The images were taken by the Earth Polychromatic Imaging Camera (EPIC) while DSCOVR was monitoring solar winds 1 million miles (1.6 million km) above the Earth. The last time EPIC saw the moon photobombing Earth was on July 16, 2015 between 3:50 PM. and 8:45 PM EDT. This time, the four-megapixel camera shows the moon moving over the Indian and Pacific oceans.
EPIC takes a series of images of Earth as it rotates to gather important data about the ozone, cloud height, aerosols and vegetation in the atmosphere, giving us a constant view of our planet. The findings gathered by the camera are crucial to studying the variations that occur each day over the planet.
The colors of Earth generated by EPIC are achieved by combining three monochrome exposures taken in rapid succession.
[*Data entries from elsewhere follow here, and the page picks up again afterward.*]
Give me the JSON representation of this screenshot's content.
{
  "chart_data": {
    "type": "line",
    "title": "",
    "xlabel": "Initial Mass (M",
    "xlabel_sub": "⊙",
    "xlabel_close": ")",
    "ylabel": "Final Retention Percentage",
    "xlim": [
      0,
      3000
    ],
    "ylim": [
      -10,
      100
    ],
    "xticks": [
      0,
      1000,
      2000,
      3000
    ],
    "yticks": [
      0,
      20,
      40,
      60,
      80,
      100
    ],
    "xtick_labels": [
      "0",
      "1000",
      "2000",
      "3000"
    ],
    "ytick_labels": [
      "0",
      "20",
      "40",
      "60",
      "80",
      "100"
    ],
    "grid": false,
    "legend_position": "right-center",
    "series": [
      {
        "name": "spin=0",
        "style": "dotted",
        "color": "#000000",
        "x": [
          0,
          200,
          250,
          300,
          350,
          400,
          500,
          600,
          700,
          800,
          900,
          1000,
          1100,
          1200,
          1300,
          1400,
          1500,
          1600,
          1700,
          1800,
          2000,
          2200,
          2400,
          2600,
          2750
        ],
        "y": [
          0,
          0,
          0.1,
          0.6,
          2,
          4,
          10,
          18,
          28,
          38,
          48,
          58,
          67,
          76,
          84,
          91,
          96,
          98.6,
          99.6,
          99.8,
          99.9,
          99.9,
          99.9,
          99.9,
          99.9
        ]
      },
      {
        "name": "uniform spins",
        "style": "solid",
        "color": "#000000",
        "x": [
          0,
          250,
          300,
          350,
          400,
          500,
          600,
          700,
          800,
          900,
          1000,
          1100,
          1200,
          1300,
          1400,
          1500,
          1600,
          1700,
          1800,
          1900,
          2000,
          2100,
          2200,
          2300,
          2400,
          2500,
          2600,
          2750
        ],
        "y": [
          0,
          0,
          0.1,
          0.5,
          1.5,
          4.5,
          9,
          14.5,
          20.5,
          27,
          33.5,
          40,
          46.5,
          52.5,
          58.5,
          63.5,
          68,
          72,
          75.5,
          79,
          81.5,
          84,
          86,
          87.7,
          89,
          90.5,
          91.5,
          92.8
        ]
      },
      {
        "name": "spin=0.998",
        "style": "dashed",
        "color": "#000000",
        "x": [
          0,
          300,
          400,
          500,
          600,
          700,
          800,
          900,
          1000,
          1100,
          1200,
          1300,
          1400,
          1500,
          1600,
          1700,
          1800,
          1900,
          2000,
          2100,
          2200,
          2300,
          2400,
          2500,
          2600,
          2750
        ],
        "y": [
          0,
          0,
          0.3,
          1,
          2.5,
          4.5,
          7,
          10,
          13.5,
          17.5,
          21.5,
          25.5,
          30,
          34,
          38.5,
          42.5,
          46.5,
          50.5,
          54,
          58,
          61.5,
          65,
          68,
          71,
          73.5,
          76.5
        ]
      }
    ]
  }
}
Overall, the camera takes a series of 10 pictures to hand out several data.
The Deep Space Climate Observatory is a partnership between the National Oceanic and Atmospheric Administration (NOAA), the space agency and the US Air Force. Its mission is to monitor solar winds and provide information about these, which NOAA uses to create forecasts or space weather alerts.